Clipping of the front end of the speech segment may also occur because in
certain vocal sounds the amplitude of the leading portion of the signal is
low. To avoid front end clipping, all samples of the signal are delayed a
fixed period of time, say 4 milliseconds, after the samples are received
at the input of the voice switch to permit ample time for the detection of
speech. After the delayed period, the samples are applied to the output of
the voice switch which actually controls the passage of speech samples and
the blockage of noise and other non-speech samples. Consequently, the
voice switch would detect speech prior to the time the leading portion of
the speech signal arrives at the output. Thus, clipping of the front end
of the speech signal is minimized.
The described prior art threshold voice switches have many disadvantages.
For example, because the amplitude of speech signals varies from speaker
to speaker, the prior art voice switches cannot accurately distinguish the
speech of low level talkers from channel noise. Moreover, the prior art
switches may clip speech if the amplitude of the low level speech signals
falls below the fixed threshold. The value of the threshold usually is set
at a level which is a compromise between a high level, yielding minimum
noise triggering, and a low level, yielding maximum speech detection.
Another disadvantage exists because noise on a typical communication
channel also varies over a considerable range and a high noise level could
trigger the voice switch during the silence intervals in speech. The
transmission of noise will use available channel capacity and increase
system loading.
To overcome the shortcomings of the fixed threshold systems, voice switches
having a variable threshold level have been introduced which adjust the
threshold level to the correct level that yields maximum noise immunity
and maximum sensitivity to speech. One such system is disclosed in U.S.
Pat. No. 3,832,491 filed Aug. 27, 1974, issued to Joseph A. Sciulli et al.
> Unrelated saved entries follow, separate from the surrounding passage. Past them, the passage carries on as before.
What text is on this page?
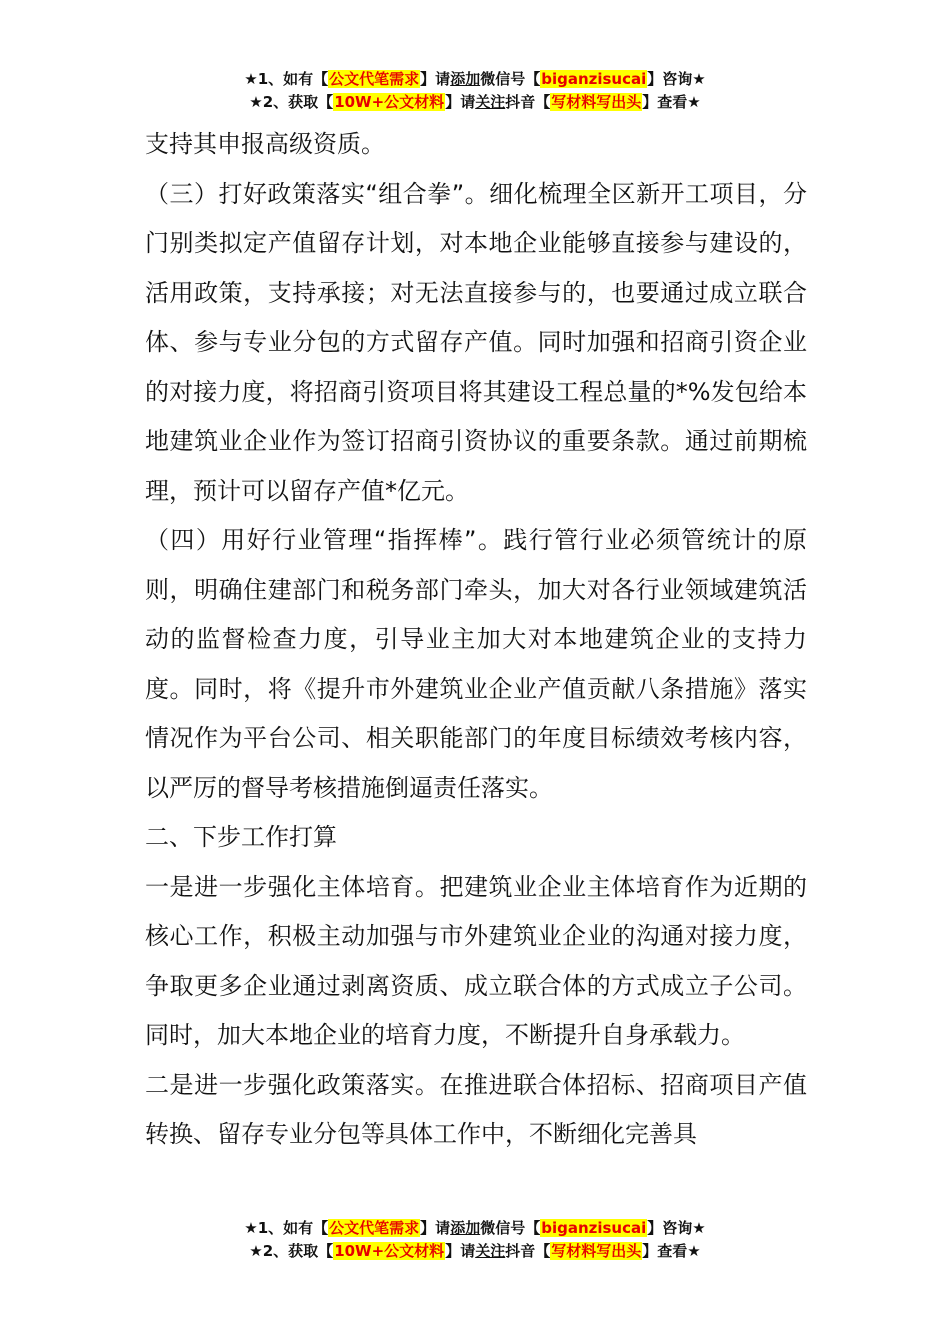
★1、如有【公文代笔需求】请添加微信号【biganzisucai】咨询★
★2、获取【10W+公文材料】请关注抖音【写材料写出头】查看★

支持其申报高级资质。

（三）打好政策落实“组合拳”。细化梳理全区新开工项目，分门别类拟定产值留存计划，对本地企业能够直接参与建设的，活用政策，支持承接；对无法直接参与的，也要通过成立联合体、参与专业分包的方式留存产值。同时加强和招商引资企业的对接力度，将招商引资项目将其建设工程总量的*%发包给本地建筑业企业作为签订招商引资协议的重要条款。通过前期梳理，预计可以留存产值*亿元。

（四）用好行业管理“指挥棒”。践行管行业必须管统计的原则，明确住建部门和税务部门牵头，加大对各行业领域建筑活动的监督检查力度，引导业主加大对本地建筑企业的支持力度。同时，将《提升市外建筑业企业产值贡献八条措施》落实情况作为平台公司、相关职能部门的年度目标绩效考核内容，以严厉的督导考核措施倒逼责任落实。

二、下步工作打算

一是进一步强化主体培育。把建筑业企业主体培育作为近期的核心工作，积极主动加强与市外建筑业企业的沟通对接力度，争取更多企业通过剥离资质、成立联合体的方式成立子公司。同时，加大本地企业的培育力度，不断提升自身承载力。

二是进一步强化政策落实。在推进联合体招标、招商项目产值转换、留存专业分包等具体工作中，不断细化完善具

★1、如有【公文代笔需求】请添加微信号【biganzisucai】咨询★
★2、获取【10W+公文材料】请关注抖音【写材料写出头】查看★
and assigned to the assignee of the present application. The invention
discloses a voice switch having a digital adaptive threshold generating
device. The threshold level is varied in accordance with the loudness of
the talker by comparing the number of times the threshold is exceeded over
a given period with a reference number. Maximum and minimum threshold
levels are also provided to prevent the threshold level from rising too
high when there is continuous talking by a loud talker and from falling
too low when there is continuous silence.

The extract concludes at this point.